Wenn man bei China, aber auchbeim Westen etwas genauer hinschaut: Es geht es viel um den Eindruck, den man gegenüber den „Neutralen“ macht, die immer mächtiger werden und zu denen offiziell auch China selbst zählt. In dem Zusammenhang muss man sich sogar fragen, ob der Westen überhaupt ein Interesse an einem von China gestifteten Ukraine-Frieden haben kann, wie immer dieser auch aussehen mag. Wäre China nämlich Vermittler, nicht, wie es gegenwärtig mehrheitlich wahrgenommen wird, Partei zugunsten eines Angreifers, dann hätte das Land eine so gute geostrategisch wirksame Reputation wie nie zuvor, die wiederum die Welteroberung dank Soft Power erheblich unterstützen würde. Auch diese Sorge des Westens muss man immer mitdenken, wenn es darum geht, dessen Reaktion auf chinesische Vorschläge zu bewerten.
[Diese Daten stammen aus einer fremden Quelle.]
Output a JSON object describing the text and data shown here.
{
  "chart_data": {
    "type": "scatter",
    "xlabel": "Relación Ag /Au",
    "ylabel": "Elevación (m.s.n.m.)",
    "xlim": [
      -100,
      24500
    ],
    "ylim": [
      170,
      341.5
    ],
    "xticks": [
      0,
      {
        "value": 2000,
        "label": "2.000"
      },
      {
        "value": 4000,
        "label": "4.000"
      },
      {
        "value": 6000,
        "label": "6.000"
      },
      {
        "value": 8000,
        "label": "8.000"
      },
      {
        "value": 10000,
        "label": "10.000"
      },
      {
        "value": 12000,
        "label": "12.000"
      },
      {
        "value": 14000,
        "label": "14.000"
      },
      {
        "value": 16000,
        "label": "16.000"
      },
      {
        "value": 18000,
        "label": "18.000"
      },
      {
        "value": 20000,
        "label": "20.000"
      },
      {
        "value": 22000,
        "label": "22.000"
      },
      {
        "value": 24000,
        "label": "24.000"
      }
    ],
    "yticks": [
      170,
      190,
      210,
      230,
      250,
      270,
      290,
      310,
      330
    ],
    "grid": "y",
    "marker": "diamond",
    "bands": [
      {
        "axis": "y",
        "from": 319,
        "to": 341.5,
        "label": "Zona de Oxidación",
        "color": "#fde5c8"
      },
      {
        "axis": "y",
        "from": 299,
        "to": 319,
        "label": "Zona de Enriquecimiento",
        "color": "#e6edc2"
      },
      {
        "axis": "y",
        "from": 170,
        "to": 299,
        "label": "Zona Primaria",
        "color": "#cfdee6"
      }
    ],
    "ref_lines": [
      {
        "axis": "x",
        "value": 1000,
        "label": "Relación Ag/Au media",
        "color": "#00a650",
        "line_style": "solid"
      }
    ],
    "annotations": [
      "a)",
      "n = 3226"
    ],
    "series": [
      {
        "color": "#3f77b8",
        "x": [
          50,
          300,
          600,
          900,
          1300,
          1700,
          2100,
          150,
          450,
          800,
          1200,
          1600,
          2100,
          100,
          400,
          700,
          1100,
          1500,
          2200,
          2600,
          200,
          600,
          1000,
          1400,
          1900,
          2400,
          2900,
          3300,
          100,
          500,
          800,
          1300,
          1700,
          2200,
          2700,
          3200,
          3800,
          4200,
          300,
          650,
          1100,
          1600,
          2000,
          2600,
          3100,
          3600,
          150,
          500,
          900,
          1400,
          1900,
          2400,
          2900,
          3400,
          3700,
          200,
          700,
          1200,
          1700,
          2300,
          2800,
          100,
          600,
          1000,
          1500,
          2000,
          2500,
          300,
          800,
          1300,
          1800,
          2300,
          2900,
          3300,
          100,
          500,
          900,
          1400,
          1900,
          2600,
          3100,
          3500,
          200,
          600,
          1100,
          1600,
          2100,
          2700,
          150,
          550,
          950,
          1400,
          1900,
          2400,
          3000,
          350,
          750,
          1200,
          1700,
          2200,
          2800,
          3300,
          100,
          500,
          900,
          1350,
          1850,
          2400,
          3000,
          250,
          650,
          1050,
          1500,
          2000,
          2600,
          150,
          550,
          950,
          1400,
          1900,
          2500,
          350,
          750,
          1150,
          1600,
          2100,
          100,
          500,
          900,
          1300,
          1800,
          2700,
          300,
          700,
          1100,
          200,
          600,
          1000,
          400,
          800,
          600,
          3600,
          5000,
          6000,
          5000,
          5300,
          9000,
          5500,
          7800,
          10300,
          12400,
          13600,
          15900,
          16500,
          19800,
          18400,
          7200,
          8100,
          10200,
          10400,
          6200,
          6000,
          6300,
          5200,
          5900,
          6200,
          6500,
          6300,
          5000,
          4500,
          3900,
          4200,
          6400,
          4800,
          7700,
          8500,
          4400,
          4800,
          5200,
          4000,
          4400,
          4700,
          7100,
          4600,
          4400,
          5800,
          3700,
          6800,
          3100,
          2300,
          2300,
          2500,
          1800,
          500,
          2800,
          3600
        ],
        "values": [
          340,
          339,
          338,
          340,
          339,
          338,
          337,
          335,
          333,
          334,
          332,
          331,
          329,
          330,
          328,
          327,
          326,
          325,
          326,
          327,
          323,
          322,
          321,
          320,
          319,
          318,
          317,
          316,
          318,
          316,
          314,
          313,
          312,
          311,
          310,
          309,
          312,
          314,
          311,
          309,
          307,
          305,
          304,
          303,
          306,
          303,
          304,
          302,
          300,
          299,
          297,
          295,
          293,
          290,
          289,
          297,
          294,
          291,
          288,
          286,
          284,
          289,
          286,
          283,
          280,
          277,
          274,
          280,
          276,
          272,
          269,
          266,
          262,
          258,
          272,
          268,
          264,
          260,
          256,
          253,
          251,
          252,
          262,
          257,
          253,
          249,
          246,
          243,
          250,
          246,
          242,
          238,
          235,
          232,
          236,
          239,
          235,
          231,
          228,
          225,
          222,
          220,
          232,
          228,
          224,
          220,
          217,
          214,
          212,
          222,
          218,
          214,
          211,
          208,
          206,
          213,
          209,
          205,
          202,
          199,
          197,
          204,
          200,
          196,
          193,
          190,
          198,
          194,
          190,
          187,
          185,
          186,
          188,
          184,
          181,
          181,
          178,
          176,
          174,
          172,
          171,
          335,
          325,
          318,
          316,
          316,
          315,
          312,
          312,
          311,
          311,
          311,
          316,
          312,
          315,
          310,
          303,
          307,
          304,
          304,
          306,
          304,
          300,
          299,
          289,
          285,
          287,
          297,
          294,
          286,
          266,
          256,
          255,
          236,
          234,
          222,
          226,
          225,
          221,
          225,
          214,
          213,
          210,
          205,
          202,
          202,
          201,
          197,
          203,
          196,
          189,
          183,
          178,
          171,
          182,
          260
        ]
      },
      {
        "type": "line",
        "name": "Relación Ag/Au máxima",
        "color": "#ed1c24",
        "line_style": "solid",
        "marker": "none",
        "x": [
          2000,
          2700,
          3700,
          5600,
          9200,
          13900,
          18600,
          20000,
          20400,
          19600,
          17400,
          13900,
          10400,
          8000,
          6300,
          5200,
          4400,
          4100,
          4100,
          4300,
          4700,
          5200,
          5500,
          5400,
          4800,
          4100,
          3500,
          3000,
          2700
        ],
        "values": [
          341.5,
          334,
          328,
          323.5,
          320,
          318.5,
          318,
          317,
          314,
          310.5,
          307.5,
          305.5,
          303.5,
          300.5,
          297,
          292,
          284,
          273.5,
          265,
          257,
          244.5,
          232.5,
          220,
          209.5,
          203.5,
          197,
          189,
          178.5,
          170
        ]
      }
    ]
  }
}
Wir haben oben mit „unentschieden“ gestimmt. Was wir uns wünschen, ist eine Sache. Was die beiden Supermächte zulassen oder fördern, eine andere. Die Ukraine spielt in diesen Überlegungen der Strategen auf dem weiten Feld der Geopolitik eine untergeordnete Rolle. Deren Regierung kann lediglich versuchen, die Lage auszunutzen, dass der Westen nicht klein beigeben will. So, wie Putin es als grundsätzlich schwächerer Partner ausnutzt, dass China ihn nicht einfach fallenlassen kann, ohne sich selbst in mehrfacher Hinsicht zu schaden. Der Preis für die chinesische Unterstützung wird für Russland hoch sein, das ist sicher. Die Ukraine hingegen wird vom Westen nach dem Krieg hochgepäppelt werden auf ein ökonomisches Niveau, das sie zuvor nie kannte, falls sie bestehen bleibt. Insofern hat Putin schon verloren, nämlich an Unabhängigkeit, wenn die Ukraine nicht ganz von der Landkarte verschwindet. Und selbst dieser Erfolg könnte ein zu hoher Preis sein, falls China die Option wählt, sich künftige Ausfälle dieser Art zu verbitten, um in Ruhe weiter wirtschaftlich voranstreben zu können. Für eine Zeit kann der Schwanz auch mal mit dem Hund wackeln, aber der Hund wird eine Reaktionsmöglichkeit darauf finden. Und wenn er sich hinsetzen und feste mit der Pfoto auf den eigenen Schwanz treten muss, um dessen allzu bereitwilliges Wedeln zu unterbinden.